I’ve lobbied for a text field in settings (advanced) allowing one to place signatures there, which HA would import to trusted – no luck so far. I’ll probably try to bring it up again during the next “why the hell…?” event.
wth rarely leads to anything anyway. Big fuss about nothing.
So you are saying that this Self-signed certificate for SSL/TLS - Home Assistant 中文网 does not work? Looks like a permanent and update safe approach. Wanted to try it
tomorrow but will not bother if i have to redo after updates.
Same experience here: after the update google assistant exposed entities are no longer what they were before. Next to that the list of exposed entities is lost after the update, I’ve encountered 2 more issues:
1 - aliases do not seem to be exposed any more to the google assistant: asking my google home to switch on a light by using the light’s alias results in “Ik begrijp het niet”, whereas if I ask it to switch on the same light using the entity’s name, the light is switched on.

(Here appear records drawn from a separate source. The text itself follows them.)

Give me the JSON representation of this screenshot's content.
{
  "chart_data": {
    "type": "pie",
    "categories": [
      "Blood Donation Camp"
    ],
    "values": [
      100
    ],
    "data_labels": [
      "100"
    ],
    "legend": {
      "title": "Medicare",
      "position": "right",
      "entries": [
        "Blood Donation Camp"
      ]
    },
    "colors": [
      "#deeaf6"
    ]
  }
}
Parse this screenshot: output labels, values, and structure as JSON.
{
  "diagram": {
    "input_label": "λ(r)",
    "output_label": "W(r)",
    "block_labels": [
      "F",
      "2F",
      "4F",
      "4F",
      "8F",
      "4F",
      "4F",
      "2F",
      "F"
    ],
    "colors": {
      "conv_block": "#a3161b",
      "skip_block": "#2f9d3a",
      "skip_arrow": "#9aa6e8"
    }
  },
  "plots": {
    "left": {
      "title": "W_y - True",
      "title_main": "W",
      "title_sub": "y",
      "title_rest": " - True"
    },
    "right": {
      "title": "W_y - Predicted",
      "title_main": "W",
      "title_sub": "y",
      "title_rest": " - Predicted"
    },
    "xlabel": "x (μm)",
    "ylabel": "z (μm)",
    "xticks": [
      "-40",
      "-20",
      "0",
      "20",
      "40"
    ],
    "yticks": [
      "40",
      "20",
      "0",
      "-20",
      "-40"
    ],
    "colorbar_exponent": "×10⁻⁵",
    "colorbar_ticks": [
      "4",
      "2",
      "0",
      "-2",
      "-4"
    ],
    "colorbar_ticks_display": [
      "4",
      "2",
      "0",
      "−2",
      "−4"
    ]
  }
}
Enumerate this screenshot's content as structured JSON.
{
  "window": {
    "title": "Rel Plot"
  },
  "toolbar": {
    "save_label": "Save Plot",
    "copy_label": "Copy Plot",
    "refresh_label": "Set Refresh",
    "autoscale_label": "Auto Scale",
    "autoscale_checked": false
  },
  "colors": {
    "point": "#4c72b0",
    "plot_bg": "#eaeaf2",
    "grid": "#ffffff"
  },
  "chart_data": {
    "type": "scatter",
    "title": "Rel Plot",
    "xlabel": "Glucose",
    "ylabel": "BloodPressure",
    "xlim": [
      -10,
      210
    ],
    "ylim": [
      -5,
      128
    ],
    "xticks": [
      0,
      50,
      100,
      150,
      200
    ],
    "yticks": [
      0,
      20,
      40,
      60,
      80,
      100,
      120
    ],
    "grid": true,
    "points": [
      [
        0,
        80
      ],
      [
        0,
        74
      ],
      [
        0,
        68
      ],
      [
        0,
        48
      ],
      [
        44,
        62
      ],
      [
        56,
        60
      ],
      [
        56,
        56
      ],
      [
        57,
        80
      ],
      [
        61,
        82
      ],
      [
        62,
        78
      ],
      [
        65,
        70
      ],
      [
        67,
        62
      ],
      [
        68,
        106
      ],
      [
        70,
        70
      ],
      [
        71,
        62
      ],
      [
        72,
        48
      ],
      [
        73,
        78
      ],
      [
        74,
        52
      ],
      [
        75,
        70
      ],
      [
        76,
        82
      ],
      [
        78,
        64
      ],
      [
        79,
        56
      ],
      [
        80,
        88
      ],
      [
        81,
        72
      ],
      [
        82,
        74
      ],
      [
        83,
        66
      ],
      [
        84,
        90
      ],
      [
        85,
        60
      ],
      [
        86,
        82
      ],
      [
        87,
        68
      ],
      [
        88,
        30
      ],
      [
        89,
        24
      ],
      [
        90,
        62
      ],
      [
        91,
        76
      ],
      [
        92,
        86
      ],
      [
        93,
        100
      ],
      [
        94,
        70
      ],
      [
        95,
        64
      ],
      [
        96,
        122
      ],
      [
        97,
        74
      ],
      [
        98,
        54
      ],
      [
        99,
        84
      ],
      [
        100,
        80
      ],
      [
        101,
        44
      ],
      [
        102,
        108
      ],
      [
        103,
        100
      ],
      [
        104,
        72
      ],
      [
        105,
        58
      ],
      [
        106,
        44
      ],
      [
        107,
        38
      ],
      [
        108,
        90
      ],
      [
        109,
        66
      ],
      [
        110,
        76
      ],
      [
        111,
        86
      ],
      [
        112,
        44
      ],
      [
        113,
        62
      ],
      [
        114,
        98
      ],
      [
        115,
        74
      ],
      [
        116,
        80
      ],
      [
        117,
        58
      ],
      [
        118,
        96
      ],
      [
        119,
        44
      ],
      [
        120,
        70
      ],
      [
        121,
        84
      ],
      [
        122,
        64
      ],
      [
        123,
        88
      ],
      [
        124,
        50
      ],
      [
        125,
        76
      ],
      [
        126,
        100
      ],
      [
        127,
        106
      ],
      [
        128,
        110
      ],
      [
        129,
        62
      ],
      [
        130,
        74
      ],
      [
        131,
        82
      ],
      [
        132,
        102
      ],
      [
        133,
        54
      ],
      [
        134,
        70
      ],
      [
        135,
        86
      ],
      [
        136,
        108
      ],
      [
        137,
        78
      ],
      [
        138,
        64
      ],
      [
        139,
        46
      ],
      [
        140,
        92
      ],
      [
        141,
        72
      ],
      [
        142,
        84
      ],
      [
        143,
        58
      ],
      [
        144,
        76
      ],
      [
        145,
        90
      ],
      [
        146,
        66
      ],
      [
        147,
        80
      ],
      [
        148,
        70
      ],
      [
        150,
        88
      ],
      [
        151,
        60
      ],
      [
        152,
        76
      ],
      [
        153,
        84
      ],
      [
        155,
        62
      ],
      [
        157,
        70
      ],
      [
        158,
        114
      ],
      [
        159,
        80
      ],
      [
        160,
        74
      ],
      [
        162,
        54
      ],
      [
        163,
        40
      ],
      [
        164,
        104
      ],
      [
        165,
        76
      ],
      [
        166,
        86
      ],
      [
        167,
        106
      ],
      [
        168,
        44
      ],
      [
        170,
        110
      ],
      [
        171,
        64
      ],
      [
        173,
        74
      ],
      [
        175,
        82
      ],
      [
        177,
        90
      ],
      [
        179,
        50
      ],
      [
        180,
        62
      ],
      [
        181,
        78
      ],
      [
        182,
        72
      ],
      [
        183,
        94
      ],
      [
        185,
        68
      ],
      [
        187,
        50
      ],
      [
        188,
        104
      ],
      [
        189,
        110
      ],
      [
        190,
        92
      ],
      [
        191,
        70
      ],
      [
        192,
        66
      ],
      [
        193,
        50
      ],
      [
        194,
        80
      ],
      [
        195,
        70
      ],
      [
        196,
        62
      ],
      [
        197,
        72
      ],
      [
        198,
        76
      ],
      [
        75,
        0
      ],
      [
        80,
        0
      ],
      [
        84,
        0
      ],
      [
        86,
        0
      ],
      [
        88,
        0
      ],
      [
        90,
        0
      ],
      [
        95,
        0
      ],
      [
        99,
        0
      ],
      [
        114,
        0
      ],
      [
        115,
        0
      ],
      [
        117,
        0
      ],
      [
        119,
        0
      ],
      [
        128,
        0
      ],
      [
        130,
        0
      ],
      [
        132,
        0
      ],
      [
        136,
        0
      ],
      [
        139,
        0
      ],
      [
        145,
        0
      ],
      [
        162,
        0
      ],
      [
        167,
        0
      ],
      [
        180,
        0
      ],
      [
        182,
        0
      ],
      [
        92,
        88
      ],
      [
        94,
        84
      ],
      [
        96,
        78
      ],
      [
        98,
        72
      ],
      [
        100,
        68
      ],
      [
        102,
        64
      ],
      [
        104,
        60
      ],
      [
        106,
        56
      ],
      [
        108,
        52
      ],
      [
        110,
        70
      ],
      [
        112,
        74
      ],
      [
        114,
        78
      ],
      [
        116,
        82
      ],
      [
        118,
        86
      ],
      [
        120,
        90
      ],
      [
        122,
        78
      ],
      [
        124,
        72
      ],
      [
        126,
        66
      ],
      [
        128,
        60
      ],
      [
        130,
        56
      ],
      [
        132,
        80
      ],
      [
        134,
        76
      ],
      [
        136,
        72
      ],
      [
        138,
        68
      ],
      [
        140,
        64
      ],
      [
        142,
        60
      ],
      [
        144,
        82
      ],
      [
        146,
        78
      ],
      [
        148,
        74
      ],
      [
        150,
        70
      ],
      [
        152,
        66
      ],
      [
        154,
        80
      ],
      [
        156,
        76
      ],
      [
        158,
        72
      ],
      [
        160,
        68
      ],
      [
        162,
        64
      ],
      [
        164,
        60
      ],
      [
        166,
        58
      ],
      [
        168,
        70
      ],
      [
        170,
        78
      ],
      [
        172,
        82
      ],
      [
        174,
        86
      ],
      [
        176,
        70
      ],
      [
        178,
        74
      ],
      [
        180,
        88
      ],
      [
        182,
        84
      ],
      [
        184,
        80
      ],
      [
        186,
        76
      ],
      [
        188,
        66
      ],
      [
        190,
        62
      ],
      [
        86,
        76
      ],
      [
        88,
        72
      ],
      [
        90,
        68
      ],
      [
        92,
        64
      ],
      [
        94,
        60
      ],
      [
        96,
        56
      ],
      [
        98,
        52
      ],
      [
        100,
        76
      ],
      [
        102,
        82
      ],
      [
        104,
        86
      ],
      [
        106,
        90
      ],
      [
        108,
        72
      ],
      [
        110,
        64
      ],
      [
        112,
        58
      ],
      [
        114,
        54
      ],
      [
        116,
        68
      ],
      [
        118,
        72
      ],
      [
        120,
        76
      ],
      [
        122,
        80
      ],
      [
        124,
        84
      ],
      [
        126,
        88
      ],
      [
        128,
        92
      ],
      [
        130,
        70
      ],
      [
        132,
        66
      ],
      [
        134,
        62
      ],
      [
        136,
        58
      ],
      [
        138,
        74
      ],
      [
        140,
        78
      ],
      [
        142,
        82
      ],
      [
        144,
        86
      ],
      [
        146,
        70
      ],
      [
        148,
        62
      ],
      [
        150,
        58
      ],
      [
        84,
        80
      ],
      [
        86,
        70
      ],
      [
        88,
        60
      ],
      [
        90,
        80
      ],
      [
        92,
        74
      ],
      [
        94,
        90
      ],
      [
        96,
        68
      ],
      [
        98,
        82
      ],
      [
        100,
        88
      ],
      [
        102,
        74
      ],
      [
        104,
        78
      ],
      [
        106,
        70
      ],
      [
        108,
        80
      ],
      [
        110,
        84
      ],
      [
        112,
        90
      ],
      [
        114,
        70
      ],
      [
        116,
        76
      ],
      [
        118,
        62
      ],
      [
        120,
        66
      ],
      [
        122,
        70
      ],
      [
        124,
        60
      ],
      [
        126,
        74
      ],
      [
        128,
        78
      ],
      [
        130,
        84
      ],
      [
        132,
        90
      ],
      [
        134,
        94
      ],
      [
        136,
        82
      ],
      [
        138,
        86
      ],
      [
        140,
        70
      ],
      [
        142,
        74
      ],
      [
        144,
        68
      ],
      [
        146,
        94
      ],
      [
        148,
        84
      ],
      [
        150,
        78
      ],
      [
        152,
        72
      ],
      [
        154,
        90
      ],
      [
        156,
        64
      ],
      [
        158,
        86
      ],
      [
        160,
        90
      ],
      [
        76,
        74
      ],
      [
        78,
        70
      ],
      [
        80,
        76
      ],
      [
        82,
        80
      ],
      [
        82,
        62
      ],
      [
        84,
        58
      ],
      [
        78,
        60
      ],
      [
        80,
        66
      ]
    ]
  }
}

2 - i used to have a helper (input_boolean) exposed to the google assistant, after the update I no longer find this helper in the list of items I can expose. Is this no longer supported?
Yes, that should work just fine for accessing home assistant (in fact, my configuration uses that). Disregard my comments, those were for getting HA to trust self-signed certs so HA-sourced traffic can use ssl locally. If you’re targeting commercial devices with their own certs, those should already be trusted.
It sounds like performance of the internal DB has really improved since ‘back in the day’ when I moved to MariaDB in a Docker container. I would love to use a unitary backup solution that would include the DB primarily for situations where bugs in new releases have me downgrading.
There is a post below which says an input_boolean helper is not exposed either, probably set in YAML.
I’ve looked at the ffmpeg integration and that also does not offer a unique_id option, and probably many more…
I do use a camera with ffmpeg to access the feed on a Google Nest Hub. If I will roll to 2023.5.X I will loose probably that camera on the Nest Hub.
It is a bit controversial adding the devices this way to any voice assistant, if it has unique_id or not. First all the HA integration should support the unique_id option, by default, being yaml or not.
Does anybody know how I can list all my entities which hasn’t got a unique_id?